The traffickers took Lesby, Félix and their two daughters to a yet-to-be located warehouse, where the Honduran family saw dozens of beds and lots of people from all over Latin America who also dreamt of getting to the United States, as they told the authorities in their testimony.
“We tried to cross, but they wanted us to jump over the wall and, given my family’s situation, we couldn’t do it and they only had others cross over,” Lesby said to the judge on Nov. 6, after being held captive with her family by this group of “polleros”.
On the morning of Nov. 3, when Lesby and Félix refused to enter the U.S. by jumping off the metal fence, which is about 10 meters tall, the “polleros” decided to turn them over to a second group of traffickers.
Their first contact with the new “coyotes,” as migrant traffickers are also called, was in the early hours of Nov. 3. They were put into a car and rode for 40 minutes to a deserted and dark area. There the person who identified himself as the guide and the family got out of the car.
The man ordered them to turn their cell phones over to another person, supposedly because drones could detect a signal, as well as their wallets, Lesby and Félix stated in their testimony.
Carrying one daughter each, they walked across an area strewn with trash, metal rods and thorns, they said. They went through what they say were underground tunnels, until they came to a fence that was already cut open, which they had to go through to enter a waterway that came up to their hips.
After completing this route, they were led to believe they were in El Paso.
“We came out and the guide told us that we were in El Paso, Texas. We kept walking, for about an hour,” Lesby said. Then a man called “el gordito” picked them up in the same blue-gray car they had ridden in before.
“They took us to the motel, and when we got there, we looked out the window and saw the signage and we thought it was odd that everything was in Spanish. We started to suspect we were not in the United States,” Lesby said a few hours after she was rescued from the kidnappers who had held her and her husband and two daughters.
After that, the traffickers started to threaten Lesby and Félix, as well as their relatives, who live in the United States, from whom the kidnappers demanded different amounts of ransom in exchange for not killing the family.
On Nov. 4, the migrants were again put into the trunk of a car to take them to a second motel.
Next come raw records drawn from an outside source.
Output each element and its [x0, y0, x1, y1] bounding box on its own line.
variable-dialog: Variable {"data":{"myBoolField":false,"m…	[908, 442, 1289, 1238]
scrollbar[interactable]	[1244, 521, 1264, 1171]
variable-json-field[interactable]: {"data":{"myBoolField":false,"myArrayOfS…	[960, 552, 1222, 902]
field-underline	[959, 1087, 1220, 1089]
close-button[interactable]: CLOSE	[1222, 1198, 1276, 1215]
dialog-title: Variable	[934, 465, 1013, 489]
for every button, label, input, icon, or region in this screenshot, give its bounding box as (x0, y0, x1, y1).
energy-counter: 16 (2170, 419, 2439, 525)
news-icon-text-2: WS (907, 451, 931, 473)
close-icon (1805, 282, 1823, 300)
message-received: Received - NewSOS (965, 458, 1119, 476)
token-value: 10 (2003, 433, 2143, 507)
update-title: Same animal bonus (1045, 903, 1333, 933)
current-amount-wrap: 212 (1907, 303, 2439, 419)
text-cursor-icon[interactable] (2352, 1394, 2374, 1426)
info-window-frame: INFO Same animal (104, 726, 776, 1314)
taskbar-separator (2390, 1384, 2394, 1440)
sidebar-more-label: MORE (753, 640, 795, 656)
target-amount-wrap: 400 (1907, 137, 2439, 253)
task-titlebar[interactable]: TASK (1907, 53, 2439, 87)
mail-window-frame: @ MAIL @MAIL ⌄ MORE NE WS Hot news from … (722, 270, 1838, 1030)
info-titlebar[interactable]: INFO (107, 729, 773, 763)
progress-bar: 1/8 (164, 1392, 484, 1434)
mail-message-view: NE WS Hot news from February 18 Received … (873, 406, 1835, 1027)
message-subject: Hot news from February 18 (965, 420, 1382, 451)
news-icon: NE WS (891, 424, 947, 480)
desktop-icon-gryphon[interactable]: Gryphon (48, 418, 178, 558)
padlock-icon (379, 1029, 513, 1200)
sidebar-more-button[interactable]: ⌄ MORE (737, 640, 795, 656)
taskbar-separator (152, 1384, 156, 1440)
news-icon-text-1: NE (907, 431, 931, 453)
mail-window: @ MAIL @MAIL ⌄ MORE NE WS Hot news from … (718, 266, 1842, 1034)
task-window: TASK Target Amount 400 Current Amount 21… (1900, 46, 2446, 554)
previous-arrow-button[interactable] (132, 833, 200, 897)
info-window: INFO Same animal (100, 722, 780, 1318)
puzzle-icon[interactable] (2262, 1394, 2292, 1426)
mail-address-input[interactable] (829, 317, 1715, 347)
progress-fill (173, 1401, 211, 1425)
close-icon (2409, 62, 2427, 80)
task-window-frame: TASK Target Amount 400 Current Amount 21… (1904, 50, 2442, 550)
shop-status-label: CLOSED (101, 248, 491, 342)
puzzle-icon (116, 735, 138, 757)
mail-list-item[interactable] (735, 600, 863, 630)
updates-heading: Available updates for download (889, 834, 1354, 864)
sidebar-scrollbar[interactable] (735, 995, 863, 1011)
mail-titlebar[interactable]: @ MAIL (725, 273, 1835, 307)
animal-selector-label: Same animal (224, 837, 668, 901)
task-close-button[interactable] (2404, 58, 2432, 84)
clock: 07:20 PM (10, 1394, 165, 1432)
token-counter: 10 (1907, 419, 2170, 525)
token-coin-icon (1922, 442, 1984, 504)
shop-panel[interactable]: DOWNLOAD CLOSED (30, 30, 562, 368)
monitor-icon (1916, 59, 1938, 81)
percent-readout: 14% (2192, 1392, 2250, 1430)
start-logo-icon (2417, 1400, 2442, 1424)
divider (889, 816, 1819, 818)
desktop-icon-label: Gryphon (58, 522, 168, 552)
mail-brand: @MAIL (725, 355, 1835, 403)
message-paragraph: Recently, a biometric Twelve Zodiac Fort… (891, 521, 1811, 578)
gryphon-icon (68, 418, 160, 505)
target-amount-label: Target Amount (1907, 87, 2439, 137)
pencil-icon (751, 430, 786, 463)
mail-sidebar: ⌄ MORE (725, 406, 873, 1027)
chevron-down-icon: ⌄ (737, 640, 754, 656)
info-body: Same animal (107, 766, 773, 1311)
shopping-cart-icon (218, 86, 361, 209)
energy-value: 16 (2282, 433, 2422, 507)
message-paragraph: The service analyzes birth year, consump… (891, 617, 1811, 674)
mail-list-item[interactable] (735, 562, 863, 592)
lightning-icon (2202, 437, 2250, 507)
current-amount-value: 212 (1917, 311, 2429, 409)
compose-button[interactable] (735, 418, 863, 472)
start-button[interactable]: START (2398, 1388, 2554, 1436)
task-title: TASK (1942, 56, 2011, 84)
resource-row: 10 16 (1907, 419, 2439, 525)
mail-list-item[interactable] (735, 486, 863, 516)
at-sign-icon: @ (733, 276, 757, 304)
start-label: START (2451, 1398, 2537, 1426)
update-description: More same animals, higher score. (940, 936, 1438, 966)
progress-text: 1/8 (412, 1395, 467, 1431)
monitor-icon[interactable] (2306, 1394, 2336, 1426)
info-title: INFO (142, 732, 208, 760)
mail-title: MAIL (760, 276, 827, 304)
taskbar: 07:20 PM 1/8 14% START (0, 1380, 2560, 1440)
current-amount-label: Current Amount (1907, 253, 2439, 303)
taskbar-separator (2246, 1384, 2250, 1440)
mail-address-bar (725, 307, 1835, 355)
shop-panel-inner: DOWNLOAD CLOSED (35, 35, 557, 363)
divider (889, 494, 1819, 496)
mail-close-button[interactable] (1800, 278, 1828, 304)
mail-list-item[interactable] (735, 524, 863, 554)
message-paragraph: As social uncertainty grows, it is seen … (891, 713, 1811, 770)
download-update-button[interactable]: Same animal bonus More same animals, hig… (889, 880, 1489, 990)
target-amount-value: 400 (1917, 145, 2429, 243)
There, when their watchman was distracted, Félix was able to speak with one of the staff at the motel to ask if they were in El Paso. The answer was no, which crushed the couple.
Seeing Lesby cry and observing unusual movements in the motel room, the motel staff decided to call the police. Public safety agents arrived, rescued the Honduran family and arrested the group of “polleros.”
On Nov. 6, a local person stated to the Public Ministry that two days before they had rented room 117 to people in a Versa car and then saw unusual movements of cars going to that room.
In addition, the same person said that a day before, when they approached the guests to say their time was up in that room, one of the guests came back to pay for the room six hours later and minutes after that, through a window, a man had asked them “what town are we in?” The person replied they were in Ciudad Juárez.
When the person tried to add to their answer, they saw a woman through the window signaling to please be quiet and they heard several children crying.
This person thought this was very strange and decided to report it. That is how municipal police agents got to the motel, opened the curtain of the room and arrested two alleged “polleros” and rescued the migrant family.
The people who were arrested, Víctor Iván T. B., and Eytzel Verónica C.G., were charged with the felony of aggravated kidnapping.